Dus misschien is Afghanistan over niet al te lange tijd inderdaad een land waar het terrorisme is uitgeroeid, een land dat voor zijn eigen veiligheid kan zorgen en geen buitenlandse militairen meer nodig heeft. En misschien is het dan een voorbeeldige democratie, waar de mensenrechten worden gerespecteerd, waar vrouwen dezelfde rechten hebben als mannen, waar het onderwijs met sprongen vooruit is gegaan en alle kinderen naar school kunnen. En misschien is dankzij de internationale bemoeienis met de wederopbouw een bloeiende economische ontwikkeling in gang gezet.

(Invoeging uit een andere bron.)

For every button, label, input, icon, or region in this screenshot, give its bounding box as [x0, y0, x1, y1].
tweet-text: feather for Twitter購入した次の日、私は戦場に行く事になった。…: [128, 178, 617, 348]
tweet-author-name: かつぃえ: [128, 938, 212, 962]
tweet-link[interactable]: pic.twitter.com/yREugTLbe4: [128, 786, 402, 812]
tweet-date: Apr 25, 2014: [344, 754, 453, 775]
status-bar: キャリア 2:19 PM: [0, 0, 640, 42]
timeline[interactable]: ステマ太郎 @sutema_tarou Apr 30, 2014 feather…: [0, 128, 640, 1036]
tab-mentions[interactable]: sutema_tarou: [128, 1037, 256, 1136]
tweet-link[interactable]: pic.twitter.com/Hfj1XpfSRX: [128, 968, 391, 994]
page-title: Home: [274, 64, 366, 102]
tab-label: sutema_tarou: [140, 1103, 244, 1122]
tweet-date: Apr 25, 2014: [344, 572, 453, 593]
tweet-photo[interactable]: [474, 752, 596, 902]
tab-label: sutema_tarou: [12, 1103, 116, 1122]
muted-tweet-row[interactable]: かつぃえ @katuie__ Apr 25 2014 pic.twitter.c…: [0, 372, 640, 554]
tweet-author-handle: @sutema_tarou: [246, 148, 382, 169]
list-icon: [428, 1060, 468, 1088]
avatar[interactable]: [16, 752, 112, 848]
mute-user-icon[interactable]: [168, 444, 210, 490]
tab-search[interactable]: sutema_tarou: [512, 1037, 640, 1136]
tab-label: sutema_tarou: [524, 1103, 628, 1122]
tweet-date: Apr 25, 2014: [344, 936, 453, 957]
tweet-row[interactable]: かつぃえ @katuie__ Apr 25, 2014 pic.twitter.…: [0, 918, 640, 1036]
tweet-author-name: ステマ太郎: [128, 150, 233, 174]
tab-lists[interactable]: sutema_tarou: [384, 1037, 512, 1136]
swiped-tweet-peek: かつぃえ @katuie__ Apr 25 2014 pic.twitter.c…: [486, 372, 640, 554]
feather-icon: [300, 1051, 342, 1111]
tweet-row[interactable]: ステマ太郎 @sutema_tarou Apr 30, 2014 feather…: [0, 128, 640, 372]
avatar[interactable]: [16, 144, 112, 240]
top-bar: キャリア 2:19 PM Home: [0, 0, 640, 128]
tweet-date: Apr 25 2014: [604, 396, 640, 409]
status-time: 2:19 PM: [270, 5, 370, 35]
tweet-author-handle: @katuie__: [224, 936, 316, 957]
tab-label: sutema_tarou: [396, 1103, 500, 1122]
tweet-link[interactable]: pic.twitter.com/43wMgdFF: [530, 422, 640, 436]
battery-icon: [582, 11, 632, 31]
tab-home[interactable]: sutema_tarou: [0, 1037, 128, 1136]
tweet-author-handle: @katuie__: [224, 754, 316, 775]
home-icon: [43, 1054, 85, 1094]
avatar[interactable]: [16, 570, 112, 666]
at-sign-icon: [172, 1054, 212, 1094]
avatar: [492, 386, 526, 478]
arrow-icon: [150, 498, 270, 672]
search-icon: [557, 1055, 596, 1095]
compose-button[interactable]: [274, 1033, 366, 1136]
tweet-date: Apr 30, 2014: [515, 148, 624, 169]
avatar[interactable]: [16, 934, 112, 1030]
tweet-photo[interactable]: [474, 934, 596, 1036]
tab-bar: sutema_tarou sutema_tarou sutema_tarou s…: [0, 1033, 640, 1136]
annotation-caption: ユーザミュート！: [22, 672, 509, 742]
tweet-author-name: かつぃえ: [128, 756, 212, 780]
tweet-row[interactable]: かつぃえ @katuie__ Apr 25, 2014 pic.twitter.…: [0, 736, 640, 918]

Het is allemaal denkbaar … maar niet erg waarschijnlijk.
Gezien de geschiedenis van de regio en de historische tradities ligt het veel meer voor de hand om te veronderstellen dat Afghanistan er tien of vijftien jaar vanaf nu veel minder rooskleurig voorstaat. Over tien of vijftien jaar zal de internationale troepenmacht het land weer hebben verlaten en zal het land aan zijn eigen lot zijn overgelaten. Misschien dat de Verenigde Naties nog ter plekke zijn, maar Nederlandse en Amerikaanse militairen zullen er niet meer vechten. Het centrale gezag in de hoofdstad Kabul, dat nu nog grotendeels steunt op de buitenlandse militairen, zal de greep op de uithoeken van het grote land niet hebben verkregen.

De politieke en militaire macht in de provincies is bij de lokale ‘krijgsheren’ en ‘clanleiders’ gebleven, die door de jaren heen altijd in feite de macht in handen hadden. Het land zal geen democratie zijn en als er al verkiezingen worden georganiseerd, dan zijn deze meer voor de show dan als deel van een democratisch proces.

In de traditionele Afghaanse maatschappij zal ook in de toekomst een belangrijke rol zijn weggelegd voor het islamitisch geloof. En de internationale gemeenschap mag dan tot op heden en in de toekomst mondjesmaat economische hulp hebben gegeven bij de wederopbouw, het is verre van voldoende geweest om een gezonde economie op te bouwen. Voor de arme boeren in Afghanistan blijft ook in de toekomst de papaverteelt een belangrijke bron van inkomsten. En ook de lokale machthebbers en krijgsheren zullen waarschijnlijk weinig behoefte hebben om de papaverteelt tegen te gaan. Er kan flink aan worden verdiend. De winsten zijn hoog en dat trekt dan weer halve en hele criminelen aan die mee willen profiteren.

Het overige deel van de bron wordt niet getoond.